Sandy Banks states, “Maybe the best advice I can give is the sort of old-fashioned thing my mother told me: You can judge a person by the company he keeps.”

Maybe she lived in my cul-de-sac.

8 thoughts on “Take This Pole and Shove It!

  1. Right on! Is it really all that surprising that these me just want to chill with some real people and get their freak on? I think its a given.

  2. Laurel, thank you so much for this.
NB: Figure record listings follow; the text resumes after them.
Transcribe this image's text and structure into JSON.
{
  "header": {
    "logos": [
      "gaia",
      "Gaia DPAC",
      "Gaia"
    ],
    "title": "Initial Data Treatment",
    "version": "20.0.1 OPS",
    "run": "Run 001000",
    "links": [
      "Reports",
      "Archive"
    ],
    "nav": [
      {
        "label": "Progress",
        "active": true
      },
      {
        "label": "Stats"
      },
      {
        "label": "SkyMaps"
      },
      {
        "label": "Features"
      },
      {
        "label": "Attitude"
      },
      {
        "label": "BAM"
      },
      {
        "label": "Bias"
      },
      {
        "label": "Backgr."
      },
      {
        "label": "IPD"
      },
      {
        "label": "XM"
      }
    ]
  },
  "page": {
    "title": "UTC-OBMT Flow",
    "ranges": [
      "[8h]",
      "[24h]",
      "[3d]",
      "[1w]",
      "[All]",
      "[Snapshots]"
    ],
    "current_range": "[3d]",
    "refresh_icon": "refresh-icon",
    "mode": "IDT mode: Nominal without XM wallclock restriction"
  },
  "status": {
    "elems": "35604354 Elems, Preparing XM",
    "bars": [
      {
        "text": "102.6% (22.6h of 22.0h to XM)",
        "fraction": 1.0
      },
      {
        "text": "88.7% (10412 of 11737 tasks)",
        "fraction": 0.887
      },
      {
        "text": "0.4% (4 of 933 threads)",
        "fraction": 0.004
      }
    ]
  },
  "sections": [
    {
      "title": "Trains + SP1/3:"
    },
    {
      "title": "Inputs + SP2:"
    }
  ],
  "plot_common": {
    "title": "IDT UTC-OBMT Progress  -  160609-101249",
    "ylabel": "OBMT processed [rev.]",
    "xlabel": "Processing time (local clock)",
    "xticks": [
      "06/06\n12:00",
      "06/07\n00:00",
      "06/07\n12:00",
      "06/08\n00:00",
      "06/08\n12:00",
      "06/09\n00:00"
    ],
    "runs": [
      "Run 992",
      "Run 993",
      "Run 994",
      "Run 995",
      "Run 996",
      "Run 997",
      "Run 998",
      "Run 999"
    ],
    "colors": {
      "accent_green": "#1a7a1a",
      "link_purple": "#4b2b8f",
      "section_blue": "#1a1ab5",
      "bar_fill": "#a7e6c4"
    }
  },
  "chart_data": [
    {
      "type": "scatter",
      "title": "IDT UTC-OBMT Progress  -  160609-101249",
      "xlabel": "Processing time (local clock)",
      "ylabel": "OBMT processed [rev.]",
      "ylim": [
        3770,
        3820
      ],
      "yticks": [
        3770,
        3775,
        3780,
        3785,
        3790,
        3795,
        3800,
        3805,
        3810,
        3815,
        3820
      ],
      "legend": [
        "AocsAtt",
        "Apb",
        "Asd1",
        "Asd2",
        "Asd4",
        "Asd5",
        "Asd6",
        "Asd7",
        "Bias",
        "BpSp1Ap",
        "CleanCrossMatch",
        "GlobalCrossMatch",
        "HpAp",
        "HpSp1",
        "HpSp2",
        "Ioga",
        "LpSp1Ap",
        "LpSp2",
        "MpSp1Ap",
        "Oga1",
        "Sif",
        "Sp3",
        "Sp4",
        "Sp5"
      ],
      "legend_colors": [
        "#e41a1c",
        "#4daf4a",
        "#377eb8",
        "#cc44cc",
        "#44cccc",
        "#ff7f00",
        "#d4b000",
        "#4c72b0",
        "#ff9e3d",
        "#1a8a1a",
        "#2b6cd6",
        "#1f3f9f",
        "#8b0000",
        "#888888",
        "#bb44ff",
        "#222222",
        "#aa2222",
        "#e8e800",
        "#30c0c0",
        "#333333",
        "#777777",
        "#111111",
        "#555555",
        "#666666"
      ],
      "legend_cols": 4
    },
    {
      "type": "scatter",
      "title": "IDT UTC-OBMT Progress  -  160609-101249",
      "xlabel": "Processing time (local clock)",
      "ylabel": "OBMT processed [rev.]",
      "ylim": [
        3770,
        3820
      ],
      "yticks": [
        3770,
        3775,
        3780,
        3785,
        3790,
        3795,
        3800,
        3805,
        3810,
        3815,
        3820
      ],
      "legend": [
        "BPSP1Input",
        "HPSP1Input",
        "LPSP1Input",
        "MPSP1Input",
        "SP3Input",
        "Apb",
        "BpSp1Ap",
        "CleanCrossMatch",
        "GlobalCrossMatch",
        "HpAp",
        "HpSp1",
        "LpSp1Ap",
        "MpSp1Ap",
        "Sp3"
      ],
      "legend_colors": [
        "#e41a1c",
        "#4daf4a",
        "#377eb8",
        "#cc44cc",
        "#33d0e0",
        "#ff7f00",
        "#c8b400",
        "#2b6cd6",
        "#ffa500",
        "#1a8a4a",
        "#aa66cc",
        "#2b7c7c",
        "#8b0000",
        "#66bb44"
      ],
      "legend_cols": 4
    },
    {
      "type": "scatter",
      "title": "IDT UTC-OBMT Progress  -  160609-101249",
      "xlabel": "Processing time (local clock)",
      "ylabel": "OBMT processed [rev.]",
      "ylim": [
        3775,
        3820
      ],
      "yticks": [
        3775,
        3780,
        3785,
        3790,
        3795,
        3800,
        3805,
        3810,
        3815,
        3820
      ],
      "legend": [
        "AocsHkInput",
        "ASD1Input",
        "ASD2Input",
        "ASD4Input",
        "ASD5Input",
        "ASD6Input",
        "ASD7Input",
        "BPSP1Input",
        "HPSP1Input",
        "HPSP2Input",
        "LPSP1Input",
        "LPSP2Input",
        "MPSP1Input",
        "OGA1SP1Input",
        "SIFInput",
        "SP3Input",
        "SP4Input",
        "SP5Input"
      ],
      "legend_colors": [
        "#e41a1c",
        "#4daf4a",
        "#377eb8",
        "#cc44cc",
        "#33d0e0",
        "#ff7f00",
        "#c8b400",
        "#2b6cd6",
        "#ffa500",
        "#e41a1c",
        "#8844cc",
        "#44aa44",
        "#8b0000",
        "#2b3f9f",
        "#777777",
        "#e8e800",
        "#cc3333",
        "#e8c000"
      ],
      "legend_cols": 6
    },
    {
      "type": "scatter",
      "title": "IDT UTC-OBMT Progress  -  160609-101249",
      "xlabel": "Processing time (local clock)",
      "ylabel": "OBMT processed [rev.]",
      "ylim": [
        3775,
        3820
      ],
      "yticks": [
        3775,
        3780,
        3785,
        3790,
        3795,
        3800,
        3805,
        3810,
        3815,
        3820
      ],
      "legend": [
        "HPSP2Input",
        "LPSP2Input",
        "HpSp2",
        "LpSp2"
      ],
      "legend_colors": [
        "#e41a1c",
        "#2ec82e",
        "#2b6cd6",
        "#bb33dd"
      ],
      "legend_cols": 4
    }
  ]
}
I am one of those people who have, without much information (being to bashful to ask), have thought your background was really intriguing and probably very cool. I’m really grateful that you’ve taken on blogging to talk about this. Your post in thoughtful and personal and engaging. And I found it to be very uplifting as well. Bravo! I can see through your post that this part of your life hasn’t been entirely easy for you either. There was undoubtedly some pain. I appreciate you sharing this. There’s a lot to be learned from your life. [Insert here further gushing ad nauseum.] Thanks!

  3. Wow, Laurel. What a powerful piece. You are an EXCELLENT writer. I look forward to future blogs!!

  4. Wow. This could easily appear in a column or magazine. I love that there’s a cultural comment underneath the fantastic look behind the closed doors of a strip club.